In 217, it was Fa Zheng who proposed the campaign. His biography preserves the reasoning: Cao Cao had subdued Hanzhong but, instead of pressing into Yi Province, had returned north, leaving Xiahou Yuan and Zhang He to hold it. To Fa Zheng, this signaled trouble elsewhere in Cao Cao’s realm, and an opening that would not last. Liu Bei agreed and marched.
The decisive moment came in 219 at Mount Dingjun. Liu Bei’s army had crossed the Mian River and camped on the mountain; Xiahou Yuan came to contest the position. The Sanguozhi records the moment plainly: Fa Zheng said the enemy could now be struck. Liu Bei ordered the veteran general Huang Zhong forward, drums thundering, attacking from above. Xiahou Yuan, Cao Cao’s commanding general in the region, was killed. It was one of the most shocking deaths of a senior commander in the entire period.
Fa Zheng’s biography also records Cao Cao’s reaction on learning who was behind the campaign: that he had always known Liu Bei was incapable of this on his own, and must have been taught.
One more story survives from this campaign, preserved in Pei Songzhi’s annotations. In a battle that turned against them, with arrows falling thickly, Liu Bei refused to retreat and no one dared press him. Fa Zheng simply walked forward and placed himself in front of his lord. When Liu Bei shouted at him to avoid the arrows, Fa Zheng answered that if his lord stood under arrows and stones, how could he not? Liu Bei withdrew. For him.
When Cao Cao himself arrived with reinforcements, Liu Bei held his ground until Cao Cao withdrew. The triumph made Liu Bei King of Hanzhong, the symbolic high point of his life. Fa Zheng was named Prefect of the Masters of Writing, head of the royal secretariat.
Fa Zheng vs Zhuge Liang
The two men’s roles were defined by the court itself. Liu Bei’s biography in the Sanguozhi describes the division at the height of his rise: Zhuge Liang as his “trunk and limbs,” the pillar of governance, and Fa Zheng as his chief of stratagem. One ran the state; the other planned the wars. The records also note that despite very different temperaments, the two respected each other on matters of public duty.

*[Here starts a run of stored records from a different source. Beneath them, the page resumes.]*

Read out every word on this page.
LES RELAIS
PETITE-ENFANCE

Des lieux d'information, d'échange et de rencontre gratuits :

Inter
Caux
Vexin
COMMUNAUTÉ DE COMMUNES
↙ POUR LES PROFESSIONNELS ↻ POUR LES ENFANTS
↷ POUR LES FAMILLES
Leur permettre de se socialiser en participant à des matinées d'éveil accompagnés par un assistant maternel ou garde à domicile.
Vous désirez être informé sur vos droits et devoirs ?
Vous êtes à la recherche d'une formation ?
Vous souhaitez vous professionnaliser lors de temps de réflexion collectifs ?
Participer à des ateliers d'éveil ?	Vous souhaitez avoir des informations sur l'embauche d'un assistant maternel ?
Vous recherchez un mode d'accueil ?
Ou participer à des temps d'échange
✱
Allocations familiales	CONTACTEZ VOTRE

But the most powerful evidence of Fa Zheng’s standing came after his death, from Zhuge Liang’s own mouth.
In 222, against widespread objection, Liu Bei marched east against Wu and was catastrophically defeated at Yiling. Fa Zheng’s biography records Zhuge Liang’s lament: had Fa Xiaozhi been alive, he could have restrained their lord from marching east at all. And even had the march happened, it would not have ended in such ruin.
Sit with what that sentence admits. Zhuge Liang, chancellor, legend, the man history remembers as Liu Bei’s other half, conceded that he could not stop his lord, and that Fa Zheng could have. No other line in the records measures Fa Zheng’s influence so precisely.
The Silence After His Death
Fa Zheng died in 220, the year after the Hanzhong triumph, at forty-five by traditional count. His biography records that Liu Bei wept for days. He was granted the posthumous title Marquis Yi, and the Sanguozhi notes he was the only person to receive a posthumous title in Liu Bei’s time. Not Guan Yu. Not Zhang Fei. Fa Zheng.
For Shu, the loss was more than grief. Two years later at Yiling, the kingdom discovered exactly what it had lost: the one voice that could overrule its emperor.
Why Fa Zheng Still Matters
Fa Zheng will never rival Zhuge Liang in fame. The novel gave him no immortal scenes; opera gave him no mask. But the dry, careful pages of the Sanguozhi preserve something arguably more interesting than legend: a vindictive, brilliant, indispensable man whose gambles created the stage on which Zhuge Liang would later play.
He reminds us that the making of history is messy. Kingdoms are not just maintained by wisdom but seized through risk, ruthlessness, and timing.